The temptation to reduce the human to the subhuman has been around for a long time. In Plato’s “Phaedo,” Socrates says that some philosophers would explain his presence in prison by describing the state of his bones and sinews, but would say nothing about his own decisions and his views of what was best — the real reasons he ended up on death row. “They can’t tell the difference between the cause and that without which the cause couldn’t be a cause,” he says. Without a brain or DNA, I couldn’t write an essay, drive my daughter to school or go to the movies with my wife. But that doesn’t mean that my genes and brain structure can explain why I choose to do these things — why I affirm them as meaningful and valuable.

Aristotle resisted reductionism, too: in his “Politics,” he wrote that bees aren’t political in the human sense, because they can’t discuss what is good and just. People are constantly arguing about what would benefit their country most, or which arrangement is fairest, but bees don’t start Occupy the Hive movements or call for a flat tax on pollen. Certainly other animals have complex social arrangements; but they can’t envision alternative arrangements, consider them with at least the aspiration to impartiality, and provide reasons on their behalf.

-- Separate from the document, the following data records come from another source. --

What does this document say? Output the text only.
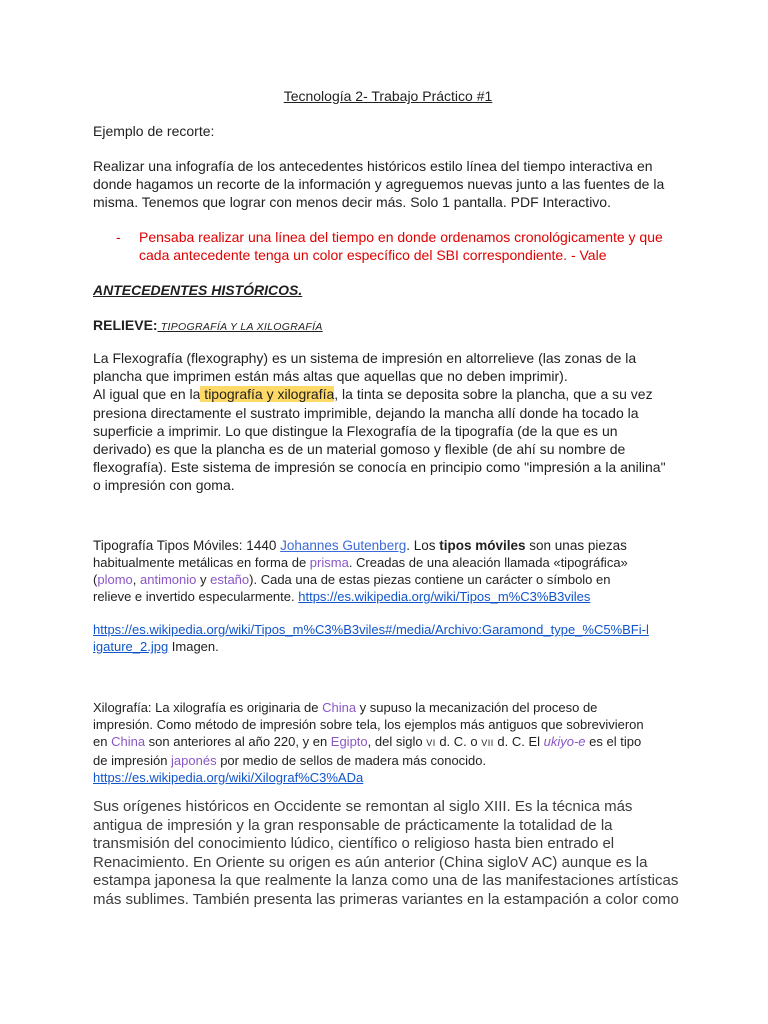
Tecnología 2- Trabajo Práctico #1
Ejemplo de recorte:
Realizar una infografía de los antecedentes históricos estilo línea del tiempo interactiva en
donde hagamos un recorte de la información y agreguemos nuevas junto a las fuentes de la
misma. Tenemos que lograr con menos decir más. Solo 1 pantalla. PDF Interactivo.
-	Pensaba realizar una línea del tiempo en donde ordenamos cronológicamente y que
cada antecedente tenga un color específico del SBI correspondiente. - Vale
ANTECEDENTES HISTÓRICOS.
RELIEVE: TIPOGRAFÍA Y LA XILOGRAFÍA
La Flexografía (flexography) es un sistema de impresión en altorrelieve (las zonas de la
plancha que imprimen están más altas que aquellas que no deben imprimir).
Al igual que en la tipografía y xilografía, la tinta se deposita sobre la plancha, que a su vez
presiona directamente el sustrato imprimible, dejando la mancha allí donde ha tocado la
superficie a imprimir. Lo que distingue la Flexografía de la tipografía (de la que es un
derivado) es que la plancha es de un material gomoso y flexible (de ahí su nombre de
flexografía). Este sistema de impresión se conocía en principio como "impresión a la anilina"
o impresión con goma.
Tipografía Tipos Móviles: 1440 Johannes Gutenberg. Los tipos móviles son unas piezas
habitualmente metálicas en forma de prisma. Creadas de una aleación llamada «tipográfica»
(plomo, antimonio y estaño). Cada una de estas piezas contiene un carácter o símbolo en
relieve e invertido especularmente. https://es.wikipedia.org/wiki/Tipos_m%C3%B3viles
https://es.wikipedia.org/wiki/Tipos_m%C3%B3viles#/media/Archivo:Garamond_type_%C5%BFi-l
igature_2.jpg Imagen.
Xilografía: La xilografía es originaria de China y supuso la mecanización del proceso de
impresión. Como método de impresión sobre tela, los ejemplos más antiguos que sobrevivieron
en China son anteriores al año 220, y en Egipto, del siglo VI d. C. o VII d. C. El ukiyo-e es el tipo
de impresión japonés por medio de sellos de madera más conocido.
https://es.wikipedia.org/wiki/Xilograf%C3%ADa
Sus orígenes históricos en Occidente se remontan al siglo XIII. Es la técnica más
antigua de impresión y la gran responsable de prácticamente la totalidad de la
transmisión del conocimiento lúdico, científico o religioso hasta bien entrado el
Renacimiento. En Oriente su origen es aún anterior (China sigloV AC) aunque es la
estampa japonesa la que realmente la lanza como una de las manifestaciones artísticas
más sublimes. También presenta las primeras variantes en la estampación a color como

So why have we been tempted for millenniums to explain humanity away? The culprit, I suggest, is our tendency to forget what Edmund Husserl called the “lifeworld” — the pre-scientific world of normal human experience, where science has its roots. In the lifeworld we are surrounded by valuable opportunities, good and bad choices, meaningful goals, and possibilities that we care about. Here, concepts such as virtue and vice make sense. Among our opportunities are the scientific study of ants or the construction of calculating machines. Once we’ve embraced such a possibility, it’s easy to get so absorbed in it that we try to interpret everything in terms of it — even if that approach leaves no room for value and meaning. Then we have forgotten the real-life roots of the very activity we’re pursuing. We try to explain the whole in terms of a part.

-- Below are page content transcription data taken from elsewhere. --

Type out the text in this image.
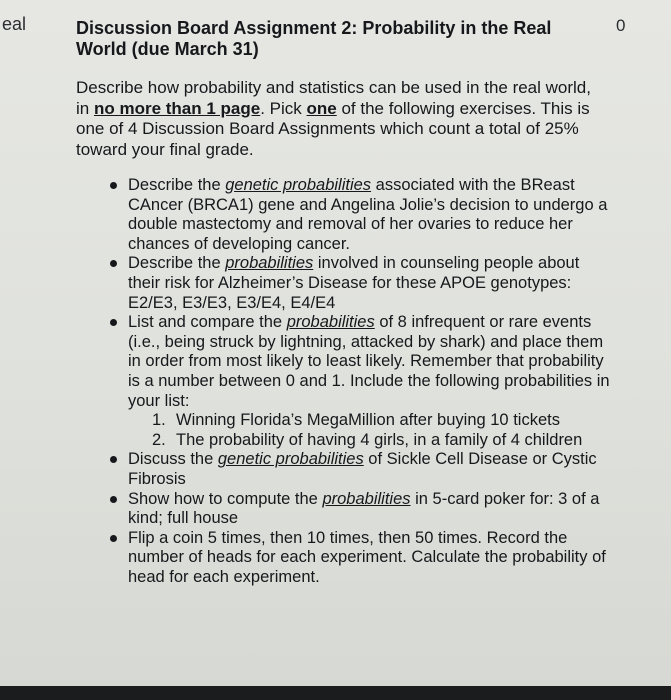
eal	0
Discussion Board Assignment 2: Probability in the Real World (due March 31)

Describe how probability and statistics can be used in the real world, in no more than 1 page. Pick one of the following exercises. This is one of 4 Discussion Board Assignments which count a total of 25% toward your final grade.

Describe the genetic probabilities associated with the BReast CAncer (BRCA1) gene and Angelina Jolie’s decision to undergo a double mastectomy and removal of her ovaries to reduce her chances of developing cancer.
Describe the probabilities involved in counseling people about their risk for Alzheimer’s Disease for these APOE genotypes: E2/E3, E3/E3, E3/E4, E4/E4
List and compare the probabilities of 8 infrequent or rare events (i.e., being struck by lightning, attacked by shark) and place them in order from most likely to least likely. Remember that probability is a number between 0 and 1. Include the following probabilities in your list:
1. Winning Florida’s MegaMillion after buying 10 tickets
2. The probability of having 4 girls, in a family of 4 children
Discuss the genetic probabilities of Sickle Cell Disease or Cystic Fibrosis
Show how to compute the probabilities in 5-card poker for: 3 of a kind; full house
Flip a coin 5 times, then 10 times, then 50 times. Record the number of heads for each experiment. Calculate the probability of head for each experiment.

For instance, one factor that makes the computer-brain analogy seem so plausible is the ubiquitous talk of “information.” The word is often thrown around with total disregard for its roots in the lifeworld — specifically, the world of mid-20th-century communications. The seminal work in information theory is Claude Shannon’s 1948 paper “A Mathematical Theory of Communication,” which is mainly about the efficiency with which a certain sequence (say, a set of dots and dashes) can be transmitted and reproduced. There is no reference here to truth, awareness or understanding. As Shannon puts it, the “semantic aspects of communication are irrelevant to the engineering problem.” But concepts from information theory, in this restricted sense, have come to influence our notions of “information” in the broader sense, where the word suggests significance and learning. This may be deeply misleading. Why should we assume that thinking and perceiving are essentially information processing? Our communication devices are an important part of our lifeworld, but we can’t understand the whole in terms of the part.

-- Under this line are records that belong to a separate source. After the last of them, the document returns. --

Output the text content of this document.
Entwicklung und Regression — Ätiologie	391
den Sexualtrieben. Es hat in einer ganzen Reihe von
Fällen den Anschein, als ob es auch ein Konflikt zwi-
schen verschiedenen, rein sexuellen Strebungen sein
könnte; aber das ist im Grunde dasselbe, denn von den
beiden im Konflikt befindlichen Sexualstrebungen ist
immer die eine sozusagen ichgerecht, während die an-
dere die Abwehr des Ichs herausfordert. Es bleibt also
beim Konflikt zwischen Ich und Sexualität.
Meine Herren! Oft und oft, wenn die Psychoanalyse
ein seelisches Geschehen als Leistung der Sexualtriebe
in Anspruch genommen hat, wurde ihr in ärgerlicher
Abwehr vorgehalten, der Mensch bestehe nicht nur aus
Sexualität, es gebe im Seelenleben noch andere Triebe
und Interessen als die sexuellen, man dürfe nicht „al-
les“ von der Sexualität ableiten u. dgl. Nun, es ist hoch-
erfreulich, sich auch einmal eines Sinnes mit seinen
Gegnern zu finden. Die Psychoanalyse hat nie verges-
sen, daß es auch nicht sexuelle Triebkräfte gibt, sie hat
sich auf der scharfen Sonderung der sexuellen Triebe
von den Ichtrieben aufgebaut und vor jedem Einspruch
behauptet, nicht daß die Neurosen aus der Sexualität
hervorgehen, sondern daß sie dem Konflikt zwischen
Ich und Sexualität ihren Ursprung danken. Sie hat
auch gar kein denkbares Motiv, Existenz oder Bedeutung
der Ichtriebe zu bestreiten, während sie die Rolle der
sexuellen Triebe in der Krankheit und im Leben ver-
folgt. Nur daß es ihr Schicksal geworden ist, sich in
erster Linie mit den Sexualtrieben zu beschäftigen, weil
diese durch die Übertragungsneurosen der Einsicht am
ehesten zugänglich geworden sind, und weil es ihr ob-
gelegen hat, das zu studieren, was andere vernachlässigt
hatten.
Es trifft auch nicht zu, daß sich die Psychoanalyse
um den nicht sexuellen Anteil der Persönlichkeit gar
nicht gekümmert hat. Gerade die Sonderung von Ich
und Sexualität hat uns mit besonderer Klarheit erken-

By now, naturalist philosophers will suspect that there is something mystical or “spooky” about what I’m proposing. In fact, religion has survived the assaults of reductionism because religions address distinctively human concerns, concerns that ants and computers can’t have: Who am I? What is my place? What is the point of my life? But in order to reject reductionism, we don’t necessarily have to embrace religion or the supernatural. We need to recognize that nature, including human nature, is far richer than what so-called naturalism chooses to admit as natural. Nature includes the panoply of the lifeworld.

The call to remember the lifeworld is part of the ancient Greek counsel: “Know yourself.” The same scientist who claims that behavior is a function of genes can’t give a genetic explanation of why she chose to become a scientist in the first place. The same philosopher who denies freedom freely chooses to present conference papers defending this view. People forget their own lifeworld every day. It’s only human — all too human.